The company missed consensus expectations due to capital constraints and customer indecision, marking another quarter where execution fell short of management targets. Competitive industry pressures have created a challenging environment for Super Micro to balance revenues and gross margins, which InvestingPro data shows stand at 11.27%. Despite these challenges, the company maintains a GREAT financial health score of 3.16, according to comprehensive analysis available in the Pro Research Report, one of 1,400+ detailed company analyses on InvestingPro.

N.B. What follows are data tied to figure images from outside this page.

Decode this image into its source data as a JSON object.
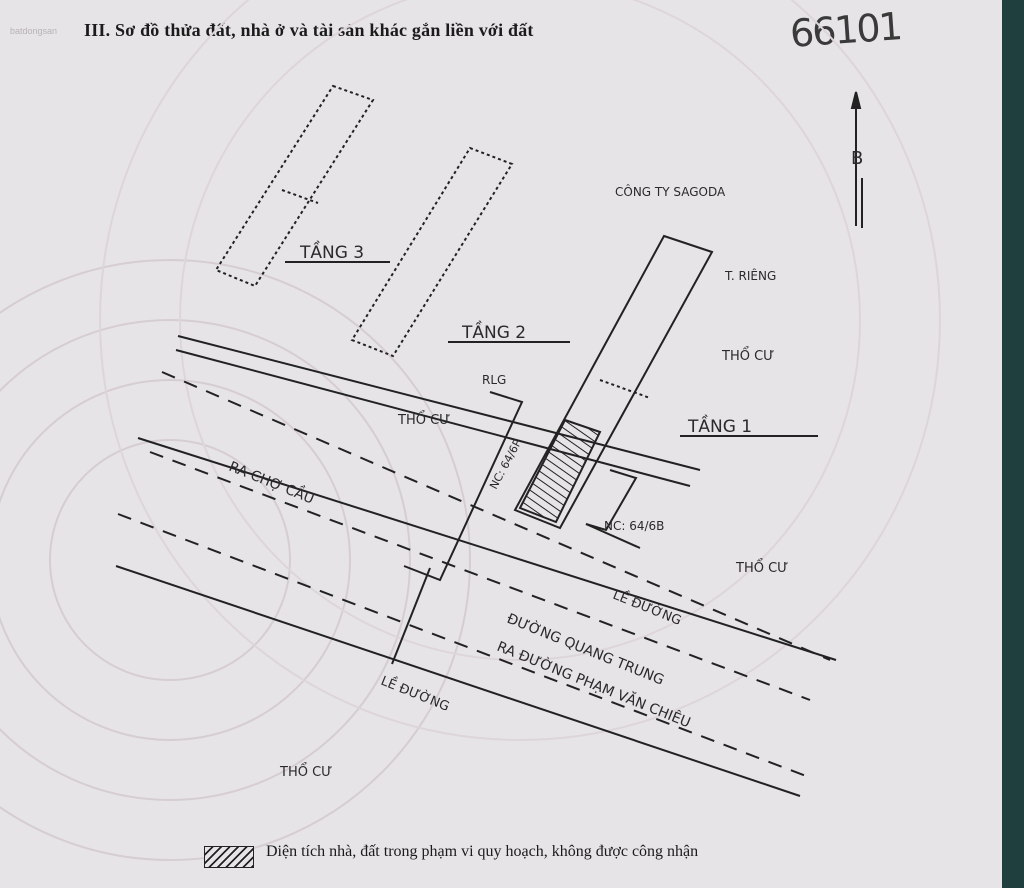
{
  "header": {
    "title": "III. Sơ đồ thửa đất, nhà ở và tài sản khác gắn liền với đất",
    "doc_number": "66101"
  },
  "watermark": "batdongsan",
  "north_label": "B",
  "floors": {
    "floor3": "TẦNG 3",
    "floor2": "TẦNG 2",
    "floor1": "TẦNG 1"
  },
  "neighbors": {
    "company": "CÔNG TY SAGODA",
    "private": "T. RIÊNG",
    "residential_east": "THỔ CƯ",
    "residential_west": "THỔ CƯ",
    "residential_se": "THỔ CƯ",
    "residential_south": "THỔ CƯ",
    "rlg": "RLG"
  },
  "roads": {
    "ra_cho_cau": "RA CHỢ CẦU",
    "le_duong_1": "LỀ ĐƯỜNG",
    "duong_quang_trung": "ĐƯỜNG QUANG TRUNG",
    "ra_duong_pham_van_chieu": "RA ĐƯỜNG PHẠM VĂN CHIÊU",
    "le_duong_2": "LỀ ĐƯỜNG"
  },
  "house_numbers": {
    "left": "NC: 64/6P",
    "right": "NC: 64/6B"
  },
  "legend": {
    "text": "Diện tích nhà, đất trong phạm vi quy hoạch, không được công nhận"
  }
}
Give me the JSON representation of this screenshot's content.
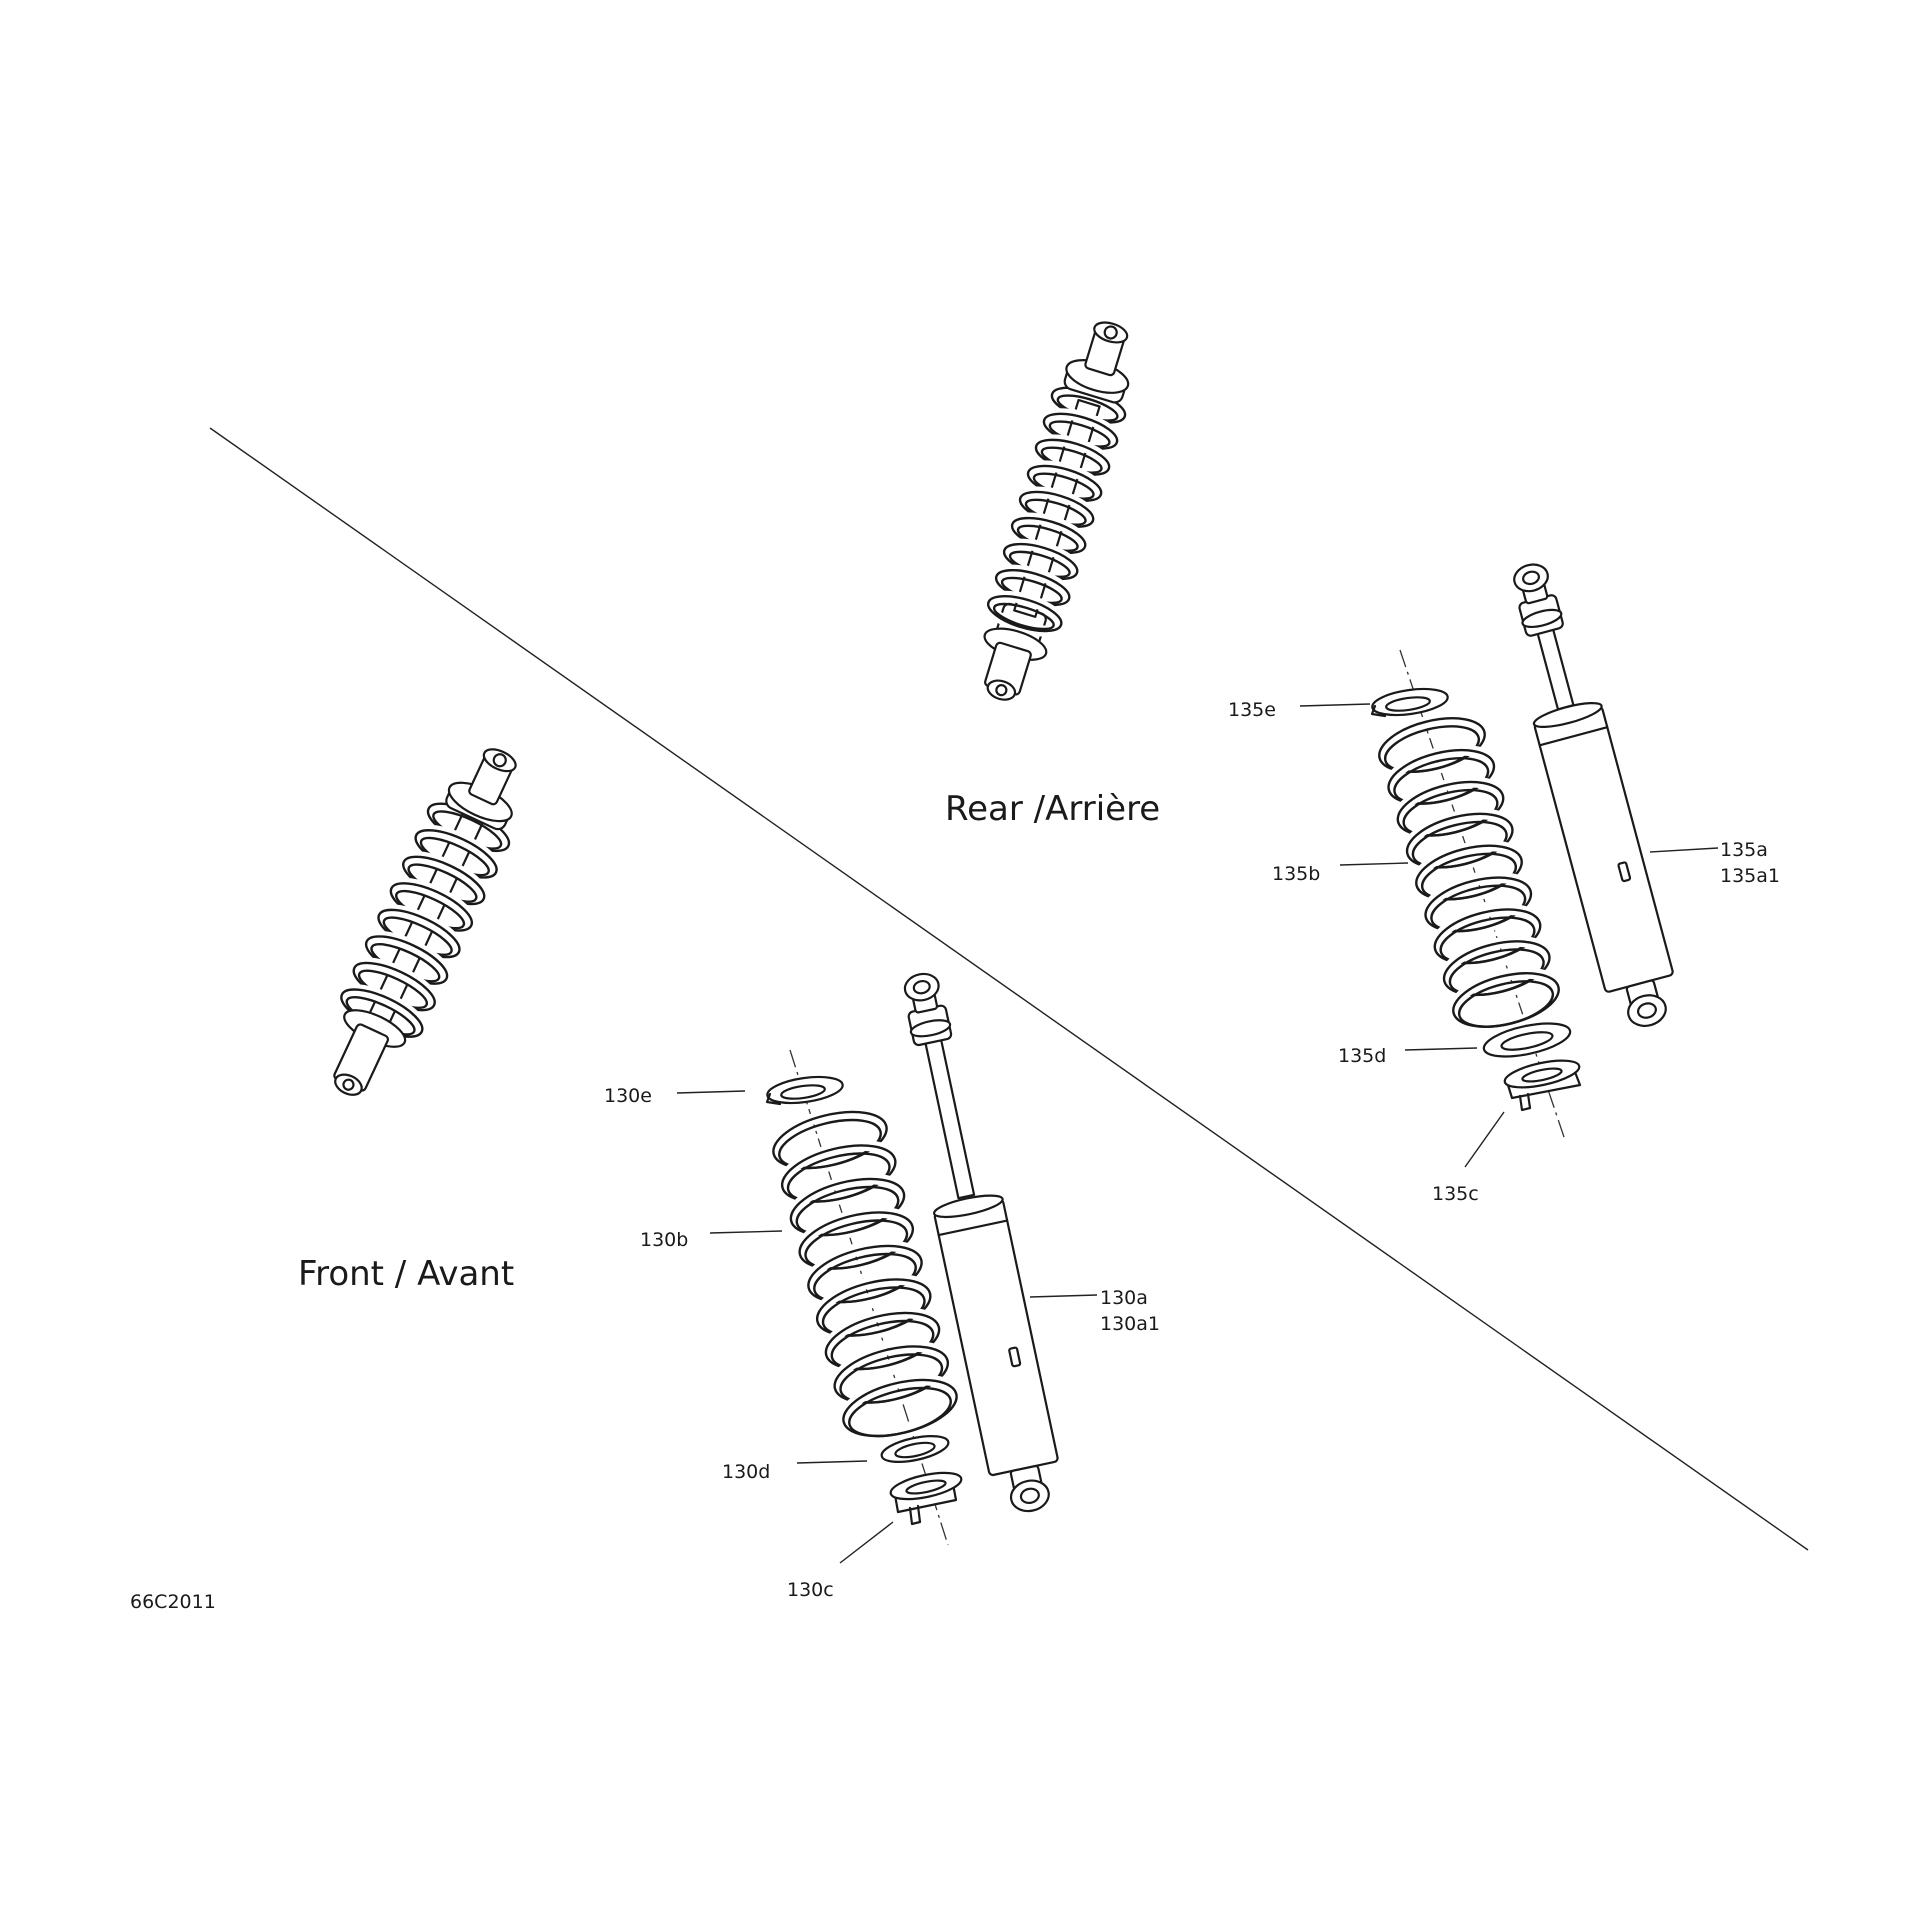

Super Micro provided fiscal year 2026 revenue guidance of at least $33 billion, representing 50% year-over-year growth, which exceeds the consensus estimate of $30 billion but falls below the previously announced $40 billion target that was discontinued in the third quarter of fiscal 2025. This projection builds on the company’s impressive 82.49% revenue growth over the last twelve months, as reported by InvestingPro.
JPMorgan highlighted two positive developments: the launch of Data Center Building Block Solutions (DCBBS), where Super Micro will act as an installation and integration partner, and the company’s progress toward serving six to eight large-scale data center customers in fiscal 2026 compared to four in fiscal 2025.
Despite these positives, JPMorgan has moderated its revenue outlook for fiscal 2026 to $33 billion from $36 billion previously, with updated EPS forecasts of $2.40, $3.05, and $3.60 for fiscal years 2026, 2027, and 2028 respectively, down from prior estimates of $2.70, $3.50, and $4.15.
In other recent news, Super Micro Computer reported its fourth-quarter earnings for fiscal year 2025, which fell short of expectations. The company posted earnings per share of $0.41, missing the anticipated $0.44, and reported revenue of $5.8 billion, below the forecasted $5.96 billion. Despite these results, the company is optimistic about resolving previous revenue challenges, as management indicated capital constraints have been addressed, with significant customer orders expected to be recognized in the upcoming quarters. Barclays (LON:BARC) has responded by raising its price target for Super Micro Computer to $45, maintaining an Equalweight rating. Additionally, Raymond (NSE:RYMD) James increased its price target to $53, while keeping an Outperform rating, despite the company’s lower-than-expected earnings guidance for the first quarter of fiscal 2026. These developments highlight the cautious optimism among analysts regarding Super Micro Computer’s growth prospects.